Carina e Marina tentavam passar em medicina veterinária desde 2016, quando se inscreveram pela primeira vez no vestibular. Em edital publicado na época, apenas o nome de Marina consta entre os selecionados pelo sistema – na categoria de renda familiar de até 1,5 salário mínimo.
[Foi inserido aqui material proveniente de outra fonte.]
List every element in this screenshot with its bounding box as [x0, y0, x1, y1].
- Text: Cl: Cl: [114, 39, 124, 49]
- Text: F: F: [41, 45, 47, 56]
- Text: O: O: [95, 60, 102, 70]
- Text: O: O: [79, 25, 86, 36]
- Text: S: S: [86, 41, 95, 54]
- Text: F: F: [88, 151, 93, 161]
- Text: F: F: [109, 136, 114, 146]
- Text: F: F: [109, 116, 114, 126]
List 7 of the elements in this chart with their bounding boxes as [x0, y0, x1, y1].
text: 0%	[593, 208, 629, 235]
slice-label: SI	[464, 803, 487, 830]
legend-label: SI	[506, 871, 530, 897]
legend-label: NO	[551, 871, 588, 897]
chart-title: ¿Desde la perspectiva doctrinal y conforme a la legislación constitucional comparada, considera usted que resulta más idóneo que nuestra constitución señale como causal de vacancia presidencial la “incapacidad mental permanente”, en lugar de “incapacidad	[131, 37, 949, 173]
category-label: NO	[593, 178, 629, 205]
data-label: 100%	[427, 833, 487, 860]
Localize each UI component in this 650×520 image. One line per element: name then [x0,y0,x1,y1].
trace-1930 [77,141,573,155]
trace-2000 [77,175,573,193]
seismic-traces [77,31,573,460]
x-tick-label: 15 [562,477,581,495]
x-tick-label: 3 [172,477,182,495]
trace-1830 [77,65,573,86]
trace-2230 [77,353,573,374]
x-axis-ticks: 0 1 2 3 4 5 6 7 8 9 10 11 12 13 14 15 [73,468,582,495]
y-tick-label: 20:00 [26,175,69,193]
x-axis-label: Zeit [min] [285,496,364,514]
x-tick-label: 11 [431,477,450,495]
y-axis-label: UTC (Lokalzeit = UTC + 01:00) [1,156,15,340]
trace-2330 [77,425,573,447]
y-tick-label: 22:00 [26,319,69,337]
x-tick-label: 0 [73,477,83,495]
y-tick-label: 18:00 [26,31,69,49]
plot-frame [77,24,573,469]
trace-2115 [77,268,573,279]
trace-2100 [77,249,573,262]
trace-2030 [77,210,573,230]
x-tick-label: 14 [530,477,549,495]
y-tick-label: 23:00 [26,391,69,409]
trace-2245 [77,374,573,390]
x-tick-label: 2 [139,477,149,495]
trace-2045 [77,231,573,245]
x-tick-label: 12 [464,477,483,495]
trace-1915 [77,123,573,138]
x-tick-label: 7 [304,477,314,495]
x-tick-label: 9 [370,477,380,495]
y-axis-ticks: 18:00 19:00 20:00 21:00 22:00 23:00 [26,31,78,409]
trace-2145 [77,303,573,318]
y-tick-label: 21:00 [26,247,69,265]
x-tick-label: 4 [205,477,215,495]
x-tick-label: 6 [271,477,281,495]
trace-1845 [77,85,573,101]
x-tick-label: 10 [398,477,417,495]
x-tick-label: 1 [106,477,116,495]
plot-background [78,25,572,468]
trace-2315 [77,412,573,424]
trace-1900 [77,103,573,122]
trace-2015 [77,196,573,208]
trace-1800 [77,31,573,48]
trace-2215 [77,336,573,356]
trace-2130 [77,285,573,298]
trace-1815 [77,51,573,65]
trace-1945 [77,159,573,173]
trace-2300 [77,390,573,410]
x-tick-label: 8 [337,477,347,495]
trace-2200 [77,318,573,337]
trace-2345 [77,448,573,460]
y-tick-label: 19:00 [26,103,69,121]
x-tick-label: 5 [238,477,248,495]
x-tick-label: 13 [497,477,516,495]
"A gente fez tudo junto. Apresentou a mesma documentação, mas aceitaram só a minha. A gente não está entendendo o porquê", disse Marina ao G1.
O Cebraspe – responsável pela aplicação das provas e pela seleção dos candidatos à UnB – alega que a documentação exigida para que Carina fosse contemplada no sistema nunca foi entregue.
Segundo o órgão, o processo de inscrição por cotas é automático, uma vez homologada a condição. Isso significa que, como Marina foi atendida em 2016, ela não precisou comprovar a renda novamente em 2017 e em 2018. Já a irmã precisaria ter levado os documentos.
"Não há nenhum argumento em relação à falta de documentação ou que ela não tenha preenchido os requisitos", disse a advogada de Carina, Fernanda Bastos. "Como uma preenche e outra não? Não tem justificativa que não seja um erro de sistema."
A advogada disse ao G1 que a "única explicação possível" é um erro no sistema informatizado e justificou a hipótese com base no edital nº 17 de 4 de julho de 2016 – o documento, porém, apresenta apenas o nome dos candidatos que comprovaram terem concluído o ensino médio. Esta documentação é obrigatória para prestar o vestibular em qualquer sistema de seleção.
A decisão judicial que deu a vaga a Carina foi proferida em 12 de julho, com caráter imediato. A UnB informou que não foi intimada da decisão. O Cebraspe informa que a matrícula é de competência da UnB.
'Não conferi'
Somente três anos depois de tentar ingressar por cotas, em 2016, Carina descobriu que havia concorrido pelo sistema universal em todas as tentativas. No Enem, ela disse ao G1 que havia sido contemplada pelo recorte social.
"Eu achava que não passaria no vestibular", explicou. "Quando saía o resultado, olhava a nota e não procurava saber se tinha concorrido no sistema de cotas."
"Eu não sei se sai a lista antes, não conferi."
Desta vez, quando a irmã foi aprovada, Carina se interessou em buscar a própria classificação dentro do sistema de cotas. "Vi que minha nota foi maior que a dela e, mesmo assim, não estava na lista. Não tinha sido aprovada."
Carina alcançou 111.164 pontos, suficiente para ingressar em veterinária por cotas, mas não foi aprovada porque estava inscrita no sistema universal. A irmã fez 28.473 pontos e, assim, garantiu um assento na UnB.
"Eu tinha ido muito bem no Enem do ano passado e imaginei que no meio de 2018 estaria melhor. Estudei muito e estava esperançosa. Agora, estou torcendo para conseguir entrar."
Moradoras de Sobradinho, as gêmeas estudaram no Colégio Militar desde o ensino fundamental.